Keine Stellung nimmt die Bündner Regierung zu der im Vorstoss geäusserten Kritik, dass «schriftliche Urteile der oberen Gerichte der Öffentlichkeit nicht bekannt gemacht werden, solange sie nicht rechtskräftig sind». Manche Begründungen würden so «für eine lange Zeitspanne der Öffentlichkeit vorenthalten». Das betrifft Urteile, die ohne öffentliche Verhandlung gefällt wurden.

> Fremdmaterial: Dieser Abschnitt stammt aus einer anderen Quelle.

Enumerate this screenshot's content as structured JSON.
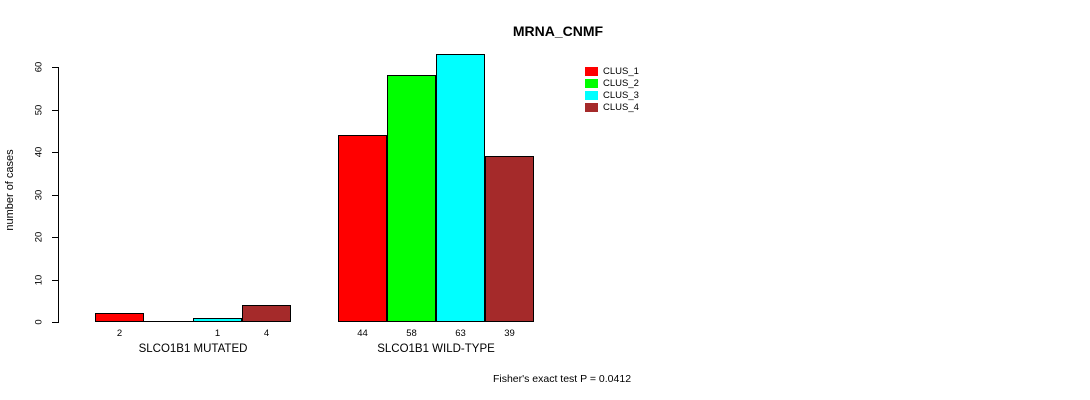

47 Urteile, die nie einsehbar waren
Davon betroffen sind auch Urteile des Kantonsgerichts, die vom Bundesgericht korrigiert und damit nie rechtskräftig wurden. Wie ein Blick in die Jahresberichte zeigt, wurden in den vergangenen zehn Jahren (2005-2014) vom Bundesgericht 47 Urteile teilweise oder ganz umgestossen. Diese Urteile dürften aufgrund dieser Regelung für die Öffentlichkeit nie einsehbar gewesen sein.
Für die Bündner Regierung ist es weiter nicht notwendig, dass die Entscheide der Bezirksgerichte veröffentlicht werden. Der finanzielle Aufwand sei zu gross und inhaltlich seien diese erstinstanzlichen Urteile für die Rechtspraxis «vernachlässigbar».
Verwaltungsgericht kommuniziert offensiv
Keine Thema ist weiter die unterschiedliche Publikationspraxis der Bündner Gerichte ( siehe Beitrag vom 6. April 2016 ): Während das Verwaltungsgericht grundsätzlich alle Urteile publiziert – auch wenn der Fall weitergezogen wurde – beschränkt sich das Kantonsgericht auf rechtskräftige Urteile. Uneinheitlich ist die Praxis bei den Bezirksgerichten. Der Grosse Rat diskutiert voraussichtlich in der Juni-Session darüber, ob die Bündner Gerichte genügend transparent sind.